학술논문

Cross-Attention Between Satellite and Ground Views for Enhanced Fine-Grained Robot Geo-Localization
Document Type
Conference
Source
2024 IEEE/CVF Winter Conference on Applications of Computer Vision (WACV) WACV Applications of Computer Vision (WACV), 2024 IEEE/CVF Winter Conference on. :1238-1245 Jan, 2024
Subject
Computing and Processing
Location awareness
Computer vision
Satellites
Correlation
Estimation
Network architecture
Robustness
Algorithms
Image recognition and understanding
Applications
Autonomous Driving
Robotics
Language
ISSN
2642-9381
Abstract
Cross-view image geo-localization aims to determine the locations of outdoor robots by mapping current street-view images with GPS-tagged satellite image patches. Recent works have attained a remarkable level of accuracy in identifying which satellite patches the robot is in, where the location of the central pixel within the matched satellite patch is used as the robot coarse location estimation. This work focuses on robot fine-grained localization within a known satellite patch. Existing fine-grain localization work utilizes correlation operation to obtain similarity between satellite image local descriptors and street-view global descriptors. The correlation operation based on liner matching simplifies the interaction process between two views, leading to a large distance error and affecting model generalization.
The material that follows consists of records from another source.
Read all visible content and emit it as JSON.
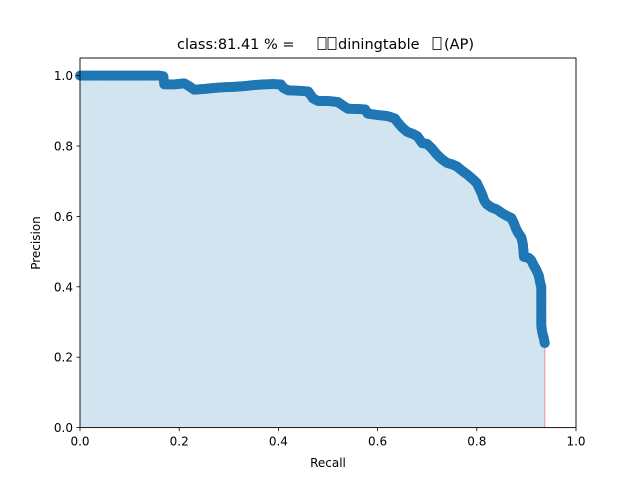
{
  "chart_data": {
    "type": "scatter",
    "title_prefix": "class:81.41 % = ",
    "title_middle": "diningtable",
    "title_suffix": "(AP)",
    "xlabel": "Recall",
    "ylabel": "Precision",
    "xlim": [
      0.0,
      1.0
    ],
    "ylim": [
      0.0,
      1.05
    ],
    "xticks": [
      "0.0",
      "0.2",
      "0.4",
      "0.6",
      "0.8",
      "1.0"
    ],
    "yticks": [
      "0.0",
      "0.2",
      "0.4",
      "0.6",
      "0.8",
      "1.0"
    ],
    "grid": false,
    "marker_color": "#1f77b4",
    "fill_color": "#1f77b4",
    "fill_alpha": 0.2,
    "edge_color": "#e8a0a0",
    "points": [
      [
        0.0,
        1.0
      ],
      [
        0.02,
        1.0
      ],
      [
        0.04,
        1.0
      ],
      [
        0.06,
        1.0
      ],
      [
        0.08,
        1.0
      ],
      [
        0.1,
        1.0
      ],
      [
        0.12,
        1.0
      ],
      [
        0.14,
        1.0
      ],
      [
        0.16,
        1.0
      ],
      [
        0.168,
        0.998
      ],
      [
        0.17,
        0.975
      ],
      [
        0.19,
        0.975
      ],
      [
        0.21,
        0.978
      ],
      [
        0.22,
        0.97
      ],
      [
        0.23,
        0.96
      ],
      [
        0.25,
        0.962
      ],
      [
        0.27,
        0.965
      ],
      [
        0.29,
        0.967
      ],
      [
        0.31,
        0.968
      ],
      [
        0.33,
        0.97
      ],
      [
        0.35,
        0.973
      ],
      [
        0.37,
        0.975
      ],
      [
        0.39,
        0.976
      ],
      [
        0.405,
        0.975
      ],
      [
        0.41,
        0.965
      ],
      [
        0.42,
        0.958
      ],
      [
        0.44,
        0.957
      ],
      [
        0.46,
        0.955
      ],
      [
        0.465,
        0.945
      ],
      [
        0.47,
        0.935
      ],
      [
        0.48,
        0.928
      ],
      [
        0.5,
        0.928
      ],
      [
        0.52,
        0.925
      ],
      [
        0.53,
        0.915
      ],
      [
        0.54,
        0.906
      ],
      [
        0.56,
        0.905
      ],
      [
        0.575,
        0.904
      ],
      [
        0.58,
        0.892
      ],
      [
        0.6,
        0.888
      ],
      [
        0.62,
        0.885
      ],
      [
        0.635,
        0.878
      ],
      [
        0.64,
        0.868
      ],
      [
        0.65,
        0.852
      ],
      [
        0.66,
        0.84
      ],
      [
        0.67,
        0.835
      ],
      [
        0.68,
        0.828
      ],
      [
        0.69,
        0.808
      ],
      [
        0.7,
        0.806
      ],
      [
        0.71,
        0.792
      ],
      [
        0.72,
        0.775
      ],
      [
        0.73,
        0.762
      ],
      [
        0.74,
        0.752
      ],
      [
        0.75,
        0.748
      ],
      [
        0.76,
        0.742
      ],
      [
        0.77,
        0.73
      ],
      [
        0.78,
        0.72
      ],
      [
        0.79,
        0.708
      ],
      [
        0.8,
        0.695
      ],
      [
        0.805,
        0.68
      ],
      [
        0.81,
        0.665
      ],
      [
        0.815,
        0.645
      ],
      [
        0.82,
        0.635
      ],
      [
        0.83,
        0.625
      ],
      [
        0.84,
        0.62
      ],
      [
        0.85,
        0.61
      ],
      [
        0.86,
        0.602
      ],
      [
        0.87,
        0.595
      ],
      [
        0.875,
        0.58
      ],
      [
        0.88,
        0.562
      ],
      [
        0.885,
        0.55
      ],
      [
        0.89,
        0.54
      ],
      [
        0.893,
        0.52
      ],
      [
        0.895,
        0.485
      ],
      [
        0.905,
        0.482
      ],
      [
        0.91,
        0.475
      ],
      [
        0.915,
        0.46
      ],
      [
        0.92,
        0.448
      ],
      [
        0.925,
        0.432
      ],
      [
        0.928,
        0.41
      ],
      [
        0.93,
        0.4
      ],
      [
        0.93,
        0.36
      ],
      [
        0.93,
        0.32
      ],
      [
        0.93,
        0.29
      ],
      [
        0.932,
        0.27
      ],
      [
        0.935,
        0.255
      ],
      [
        0.937,
        0.24
      ]
    ]
  }
}
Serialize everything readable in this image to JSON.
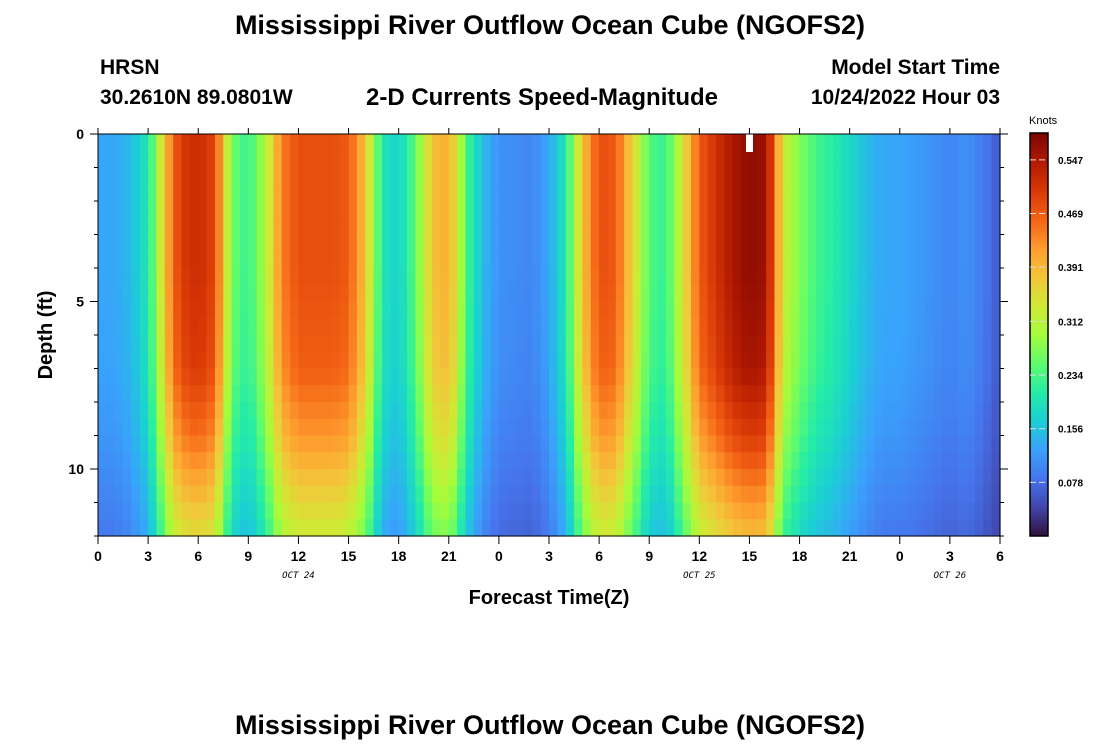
{
  "header": {
    "title": "Mississippi River Outflow Ocean Cube (NGOFS2)",
    "station": "HRSN",
    "coords": "30.2610N  89.0801W",
    "plot_title": "2-D Currents Speed-Magnitude",
    "model_start_label": "Model Start Time",
    "model_start_value": "10/24/2022 Hour 03"
  },
  "footer": {
    "title": "Mississippi River Outflow Ocean Cube (NGOFS2)"
  },
  "chart_data": {
    "type": "heatmap",
    "xlabel": "Forecast Time(Z)",
    "ylabel": "Depth (ft)",
    "x_range_hours": [
      0,
      54
    ],
    "ylim": [
      0,
      12
    ],
    "y_inverted": true,
    "x_tick_labels": [
      "0",
      "3",
      "6",
      "9",
      "12",
      "15",
      "18",
      "21",
      "0",
      "3",
      "6",
      "9",
      "12",
      "15",
      "18",
      "21",
      "0",
      "3",
      "6"
    ],
    "y_tick_labels": [
      "0",
      "5",
      "10"
    ],
    "date_labels": [
      {
        "label": "OCT 24",
        "hour": 12
      },
      {
        "label": "OCT 25",
        "hour": 36
      },
      {
        "label": "OCT 26",
        "hour": 51
      }
    ],
    "colorbar": {
      "title": "Knots",
      "min": 0.0,
      "max": 0.586,
      "ticks": [
        "0.547",
        "0.469",
        "0.391",
        "0.312",
        "0.234",
        "0.156",
        "0.078"
      ],
      "colors": [
        "#30123b",
        "#4145ab",
        "#4675ed",
        "#39a2fc",
        "#1bcfd4",
        "#24eca6",
        "#61fc6c",
        "#a4fc3b",
        "#d1e834",
        "#f3c63a",
        "#fe9b2d",
        "#f36315",
        "#d93806",
        "#b11901",
        "#7a0402"
      ]
    },
    "surface_speed_by_hour": [
      [
        0,
        0.13
      ],
      [
        1,
        0.13
      ],
      [
        2,
        0.15
      ],
      [
        3,
        0.2
      ],
      [
        3.5,
        0.28
      ],
      [
        4,
        0.38
      ],
      [
        4.5,
        0.46
      ],
      [
        5,
        0.5
      ],
      [
        6,
        0.52
      ],
      [
        7,
        0.49
      ],
      [
        7.5,
        0.38
      ],
      [
        8,
        0.26
      ],
      [
        9,
        0.22
      ],
      [
        10,
        0.3
      ],
      [
        11,
        0.44
      ],
      [
        12,
        0.48
      ],
      [
        14,
        0.48
      ],
      [
        15,
        0.47
      ],
      [
        16,
        0.38
      ],
      [
        17,
        0.2
      ],
      [
        18,
        0.17
      ],
      [
        19,
        0.25
      ],
      [
        20,
        0.38
      ],
      [
        21,
        0.4
      ],
      [
        21.5,
        0.34
      ],
      [
        22,
        0.24
      ],
      [
        23,
        0.15
      ],
      [
        24,
        0.11
      ],
      [
        26,
        0.1
      ],
      [
        27,
        0.13
      ],
      [
        28,
        0.2
      ],
      [
        29,
        0.38
      ],
      [
        30,
        0.48
      ],
      [
        31,
        0.47
      ],
      [
        32,
        0.36
      ],
      [
        33,
        0.24
      ],
      [
        34,
        0.22
      ],
      [
        35,
        0.34
      ],
      [
        36,
        0.47
      ],
      [
        37,
        0.51
      ],
      [
        38,
        0.55
      ],
      [
        39,
        0.57
      ],
      [
        40,
        0.56
      ],
      [
        40.5,
        0.46
      ],
      [
        41,
        0.33
      ],
      [
        42,
        0.27
      ],
      [
        43,
        0.23
      ],
      [
        44,
        0.21
      ],
      [
        45,
        0.18
      ],
      [
        46,
        0.15
      ],
      [
        47,
        0.13
      ],
      [
        48,
        0.13
      ],
      [
        49,
        0.12
      ],
      [
        50,
        0.11
      ],
      [
        51,
        0.1
      ],
      [
        52,
        0.11
      ],
      [
        53,
        0.09
      ],
      [
        54,
        0.06
      ]
    ],
    "depth_factor_by_ft": [
      [
        0,
        1.0
      ],
      [
        4,
        1.0
      ],
      [
        7,
        0.97
      ],
      [
        9,
        0.88
      ],
      [
        12,
        0.68
      ]
    ]
  }
}
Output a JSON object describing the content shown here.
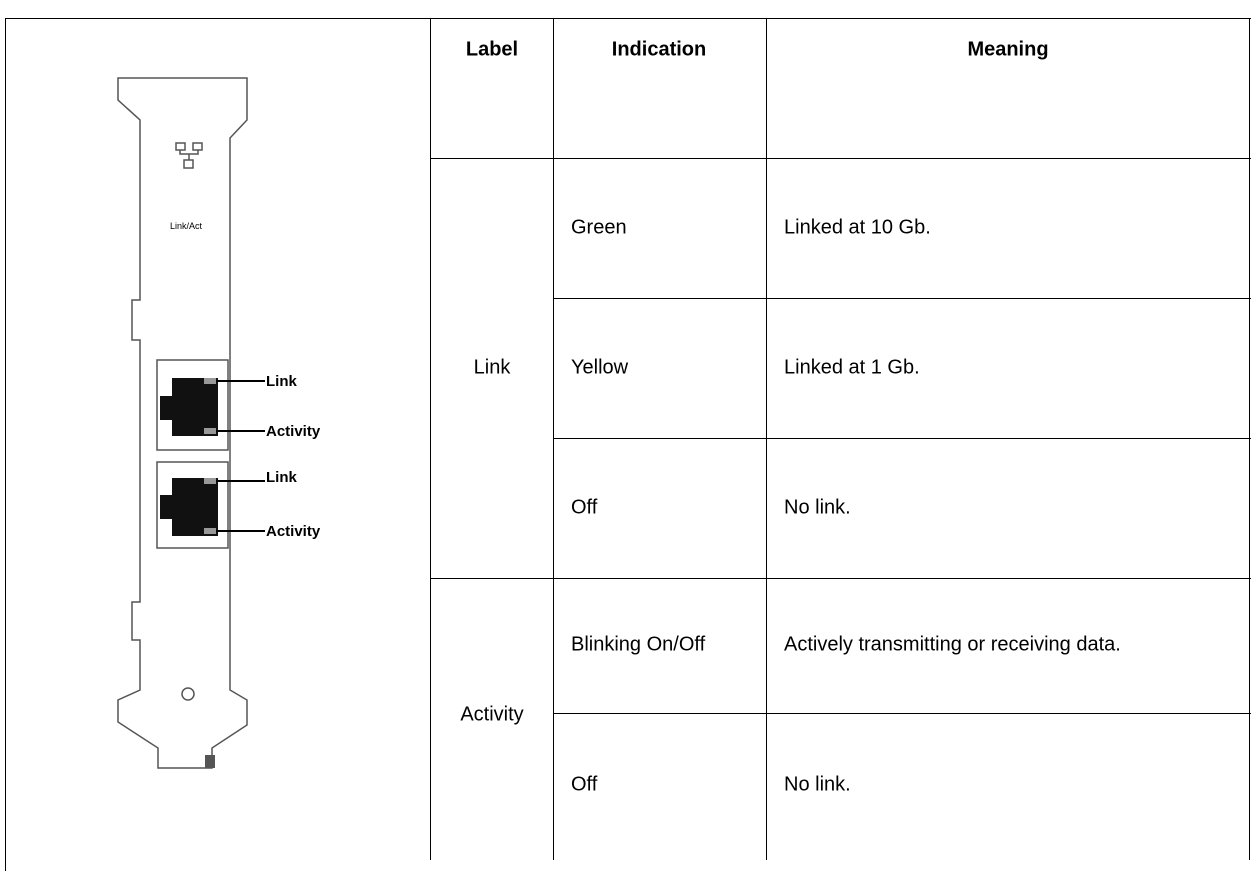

To address this issue, we devise a cross-view feature fusion network with self-attention and cross-attention layers to replace correlation operation. Additionally, we combine classification and regression prediction to further decrease location distance error. Experiments show that our novel network architecture outperforms the state-of-the-art, exhibiting better generalization capabilities in unseen areas. Specifically, our method reduces the median localization distance error by 43% and 50% respectively in the same area and unseen areas on the VIGOR benchmark.